Bunlar Risale-i Nur’un çok mühim, çok önemli  ve kritik yerleridir. Çok kesin ibarelerdir. Demek ki ancak ehli kalp ve sahibi hal üstadın beyanatlarından istifade edebiliyor. Üstad hazretleri onların derecatına göre Kur’an’ın feyzinden istifade ederek onlara bir şeyler söyleyebiliriz diyor. 

Ehl-i Kalp ve Sahib-i Hal İstemekle mi Olur?

Eh-i kalp istemekle değil ama sahib-i hal çalışmakla olur. Yani çalışmanın yeri var. Sahib-i hal olmak Salih bir kimse olmak demektir. Ubudiyet ve hizmetinde ciddi olan kişilere Salih yani Sahib-i Hal denir. Sahib-i hal olan kişinin dünyadan ziyade ahiret endişesi vardır. Böyle olan kişi sahib-i haldir ve bunda çalışmanın yeri vardır. Fakat ehl-i kalp olmak Allah vergisidir. 
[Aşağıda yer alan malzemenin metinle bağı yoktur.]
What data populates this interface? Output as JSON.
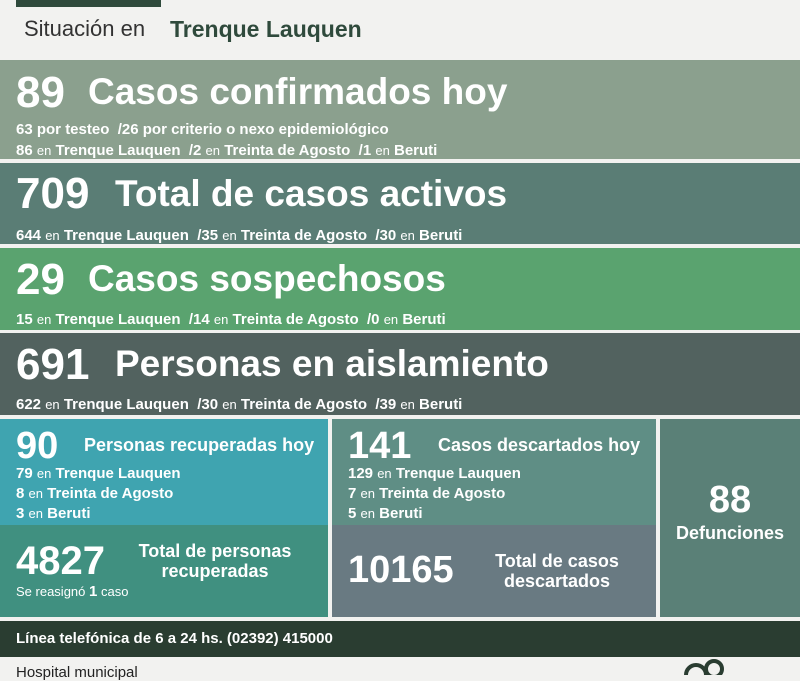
{
  "header": {
    "prefix": "Situación en",
    "city": "Trenque Lauquen"
  },
  "confirmed": {
    "number": "89",
    "title": "Casos confirmados hoy",
    "line1": {
      "a": "63",
      "a_label": "por testeo",
      "b": "/26",
      "b_label": "por criterio o nexo epidemiológico"
    },
    "line2": {
      "n1": "86",
      "p1": "Trenque Lauquen",
      "n2": "/2",
      "p2": "Treinta de Agosto",
      "n3": "/1",
      "p3": "Beruti"
    }
  },
  "active": {
    "number": "709",
    "title": "Total de casos activos",
    "line": {
      "n1": "644",
      "p1": "Trenque Lauquen",
      "n2": "/35",
      "p2": "Treinta de Agosto",
      "n3": "/30",
      "p3": "Beruti"
    }
  },
  "suspected": {
    "number": "29",
    "title": "Casos sospechosos",
    "line": {
      "n1": "15",
      "p1": "Trenque Lauquen",
      "n2": "/14",
      "p2": "Treinta de Agosto",
      "n3": "/0",
      "p3": "Beruti"
    }
  },
  "isolation": {
    "number": "691",
    "title": "Personas en aislamiento",
    "line": {
      "n1": "622",
      "p1": "Trenque Lauquen",
      "n2": "/30",
      "p2": "Treinta de Agosto",
      "n3": "/39",
      "p3": "Beruti"
    }
  },
  "en": "en",
  "recovered_today": {
    "number": "90",
    "title": "Personas recuperadas hoy",
    "rows": [
      {
        "n": "79",
        "p": "Trenque Lauquen"
      },
      {
        "n": "8",
        "p": "Treinta de Agosto"
      },
      {
        "n": "3",
        "p": "Beruti"
      }
    ]
  },
  "recovered_total": {
    "number": "4827",
    "title1": "Total de personas",
    "title2": "recuperadas",
    "note_a": "Se reasignó",
    "note_n": "1",
    "note_b": "caso"
  },
  "discarded_today": {
    "number": "141",
    "title": "Casos descartados hoy",
    "rows": [
      {
        "n": "129",
        "p": "Trenque Lauquen"
      },
      {
        "n": "7",
        "p": "Treinta de Agosto"
      },
      {
        "n": "5",
        "p": "Beruti"
      }
    ]
  },
  "discarded_total": {
    "number": "10165",
    "title1": "Total de casos",
    "title2": "descartados"
  },
  "deaths": {
    "number": "88",
    "title": "Defunciones"
  },
  "phone": "Línea telefónica de 6 a 24 hs. (02392) 415000",
  "footer": "Hospital municipal"
}
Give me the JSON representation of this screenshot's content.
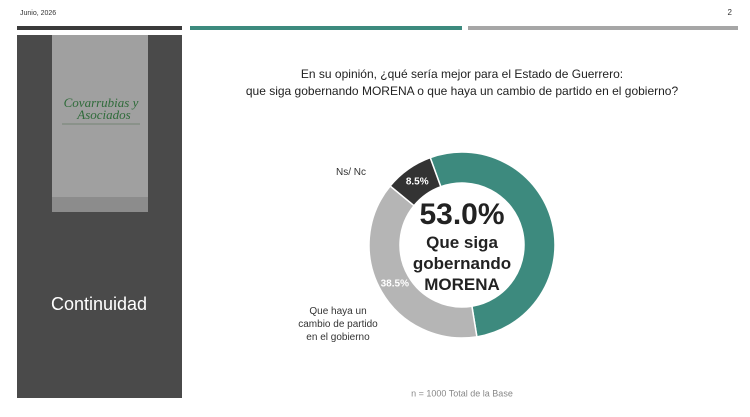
{
  "header": {
    "date": "Junio, 2026",
    "page": "2"
  },
  "sidebar": {
    "logo": [
      "Covarrubias y",
      "Asociados"
    ],
    "label": "Continuidad"
  },
  "chart_data": {
    "type": "donut",
    "title": [
      "En su opinión, ¿qué sería mejor para el Estado de Guerrero:",
      "que siga gobernando MORENA o que haya un cambio de partido en el gobierno?"
    ],
    "categories": [
      "Que siga gobernando MORENA",
      "Que haya un cambio de partido en el gobierno",
      "Ns/ Nc"
    ],
    "values": [
      53.0,
      38.5,
      8.5
    ],
    "value_labels": [
      "53.0%",
      "38.5%",
      "8.5%"
    ],
    "colors": [
      "#3d8a7e",
      "#b5b5b5",
      "#333333"
    ],
    "note": "n = 1000 Total de la Base"
  }
}
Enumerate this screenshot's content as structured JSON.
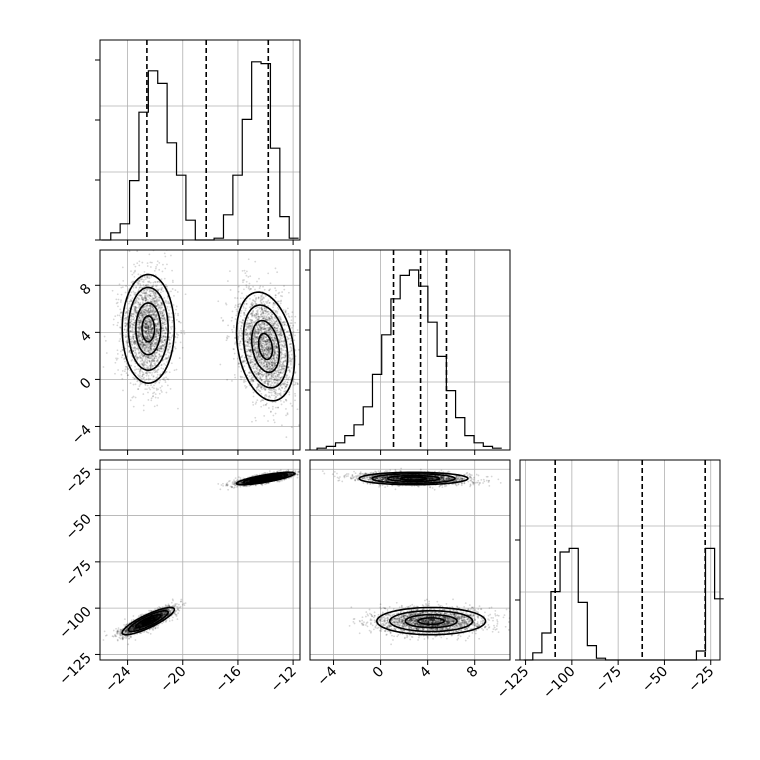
{
  "chart_data": {
    "type": "corner",
    "parameters": [
      {
        "axis_ticks": [
          -24,
          -20,
          -16,
          -12
        ],
        "range": [
          -26.0,
          -11.5
        ],
        "hist_bins": [
          0,
          0.04,
          0.09,
          0.33,
          0.71,
          0.94,
          0.87,
          0.54,
          0.36,
          0.11,
          0,
          0,
          0.01,
          0.14,
          0.36,
          0.67,
          0.99,
          0.98,
          0.51,
          0.13,
          0.01
        ],
        "hist_range": [
          -25.9,
          -11.6
        ],
        "quantiles": [
          -22.6,
          -18.3,
          -13.8
        ]
      },
      {
        "axis_ticks": [
          -4,
          0,
          4,
          8
        ],
        "range": [
          -6.0,
          11.0
        ],
        "hist_bins": [
          0.01,
          0.02,
          0.04,
          0.08,
          0.14,
          0.24,
          0.42,
          0.64,
          0.84,
          0.97,
          1.0,
          0.91,
          0.71,
          0.52,
          0.33,
          0.18,
          0.08,
          0.04,
          0.02,
          0.01
        ],
        "hist_range": [
          -5.4,
          10.3
        ],
        "quantiles": [
          1.1,
          3.4,
          5.6
        ]
      },
      {
        "axis_ticks": [
          -125,
          -100,
          -75,
          -50,
          -25
        ],
        "range": [
          -128,
          -20
        ],
        "hist_bins": [
          0,
          0.04,
          0.15,
          0.38,
          0.6,
          0.62,
          0.32,
          0.08,
          0.01,
          0,
          0,
          0,
          0,
          0,
          0,
          0,
          0,
          0,
          0,
          0.05,
          0.62,
          0.34
        ],
        "hist_range": [
          -126,
          -18
        ],
        "quantiles": [
          -109,
          -62,
          -28
        ]
      }
    ],
    "clusters": [
      {
        "center": [
          -22.5,
          4.3,
          -107.0
        ],
        "sd": [
          0.9,
          2.2,
          3.5
        ],
        "corr": {
          "0-2": 0.85
        }
      },
      {
        "center": [
          -14.0,
          2.8,
          -30.0
        ],
        "sd": [
          1.0,
          2.2,
          1.6
        ],
        "corr": {
          "0-1": -0.25,
          "0-2": 0.8
        }
      }
    ],
    "grid": true
  }
}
Ehl-i Kalp ve Sahib-i Hal Olmanın Emare ve Belirtileri Nelerdir?

1024x683 1 1

Onu ehli olan zat bilir. Bunu ne ben bilirim ne de sen bilebilirsin. Bu sebepten dolayı o mübarek zatların huzurunda sohbete katılmanın çok ehemmiyeti vardır. Kurak bir iklime kaldık ne yapalım? Mehmet Feyzi Efendi bazılarına ehl-i kalp diyordu. Hulusi bey de diyordu. Her ikisinden de şu kişi ehl-i kalptir dediklerini duydum. Söylediğim gibi kimin ehl-i kalp olup olmadığı bu gibi zatların bilebileceği bir şeydir. 
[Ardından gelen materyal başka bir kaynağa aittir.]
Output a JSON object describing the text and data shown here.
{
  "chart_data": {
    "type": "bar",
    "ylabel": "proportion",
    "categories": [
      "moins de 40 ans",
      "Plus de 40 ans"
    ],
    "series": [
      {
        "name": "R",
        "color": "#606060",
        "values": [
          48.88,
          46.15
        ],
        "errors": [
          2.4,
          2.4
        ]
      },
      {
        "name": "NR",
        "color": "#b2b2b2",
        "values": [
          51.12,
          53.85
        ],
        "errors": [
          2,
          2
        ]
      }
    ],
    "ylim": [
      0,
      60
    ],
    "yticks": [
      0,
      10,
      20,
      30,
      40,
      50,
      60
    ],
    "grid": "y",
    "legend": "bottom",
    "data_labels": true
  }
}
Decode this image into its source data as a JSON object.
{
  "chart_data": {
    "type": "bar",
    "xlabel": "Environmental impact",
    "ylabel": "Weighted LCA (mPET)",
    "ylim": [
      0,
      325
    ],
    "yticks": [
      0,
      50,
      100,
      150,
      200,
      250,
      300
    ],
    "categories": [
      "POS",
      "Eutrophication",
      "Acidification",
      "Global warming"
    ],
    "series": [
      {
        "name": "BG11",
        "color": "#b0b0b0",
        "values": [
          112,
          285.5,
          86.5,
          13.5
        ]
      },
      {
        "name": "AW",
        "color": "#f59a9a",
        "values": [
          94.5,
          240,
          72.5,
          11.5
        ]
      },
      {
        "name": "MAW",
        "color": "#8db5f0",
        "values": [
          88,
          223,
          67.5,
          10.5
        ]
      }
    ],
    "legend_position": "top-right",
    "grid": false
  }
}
Lakin kişi kendisinde şunu görebilir. Risale-i Nur kendisinde ne mana ifade ediyor? Şöyle basit bir misal ile söyleyeyim. Baban, kardeşin, amcan, dayın, amca ve dayı oğulların gibi en yakın akrabaların ile birlikte bir odada oturuyorsun. Senin o odada bulunanların her biri ile yakın akraba olduğun halde her birine karşı farklı şekillerde alaka-i merteben vardır. Babana karşı farklı bir alaka-i merteben vardır. Kardeşine daha farklı, amcana ve sırayla diğer tüm yakınlarına farklı farklı alaka mertebelerin vardır. Onların da sana olan mukabeleleri ve münasebet tarzları bu alaka-i mertebeye tesir eder. 
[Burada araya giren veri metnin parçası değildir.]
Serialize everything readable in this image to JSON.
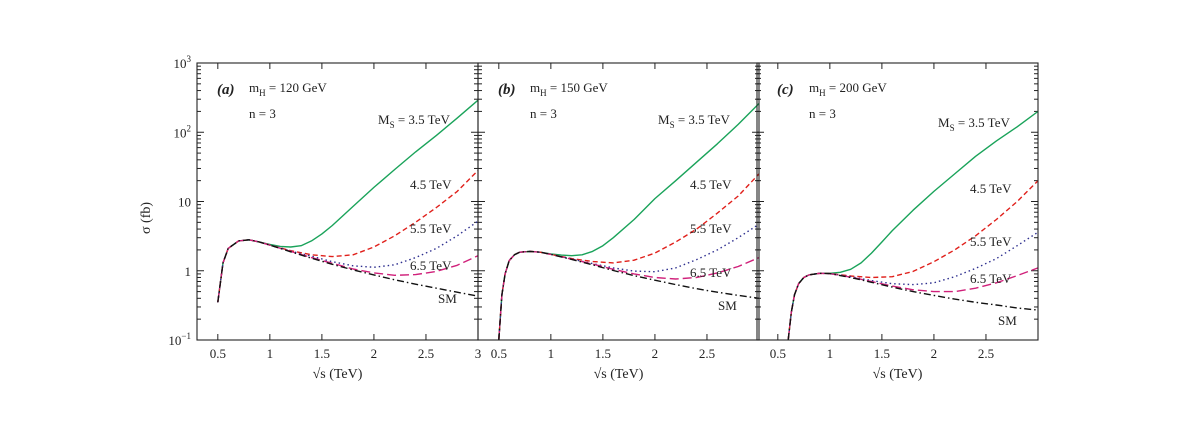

Sen insan olarak şunu anlarsın. Risale-i Nur kendisi için hangi alaka-i mertebededir. Kısaca Risale-i Nur senin için hayatın neresindedir? Bunu en iyi sen kendin bilir ve hissedersin. Risale-i Nur senin hayatının neresinde hayatının ne kadarını işgal ediyor? Risale-i Nur senin amca oğlun mu kardeşin mi baban mı?  Risale-i Nur’a alakan ne kadar? İşte bu alakadarlığın kuvvetiyle kesin olmasa bile Allah’ın inayetiyle “Rabbim bana ehl-i kalp olma tarafını” vermiş diyebilir.  

Fakat ehl-i kalp olmakla alakalı durumunu kesinliği rasat ehli bir zatın huzurunda onun “Evet sen ehl-i kalpsin demesine bağlıdır. Ne yapalım böyle kesat bir zamana kaldık! Feyzi Efendi Allah ona rahmet etsin bir defa da olsa görüşmek lazımdır diye buyurmuştur. Bir defa da olsa görüşmek lazım. Elde yok avuçta yok ne yapalım? Ne yapacaksın!

“Demek, Kur’ân’dan gelen o Sözler ve o nurlar, yalnız aklî mesâil-i ilmiye değil, belki kalbî, ruhî, hâlî mesâil-i imaniyedir.” Yirmi Sekizinci Mektup, Üçüncü Mesele olan Üçüncü Risale.”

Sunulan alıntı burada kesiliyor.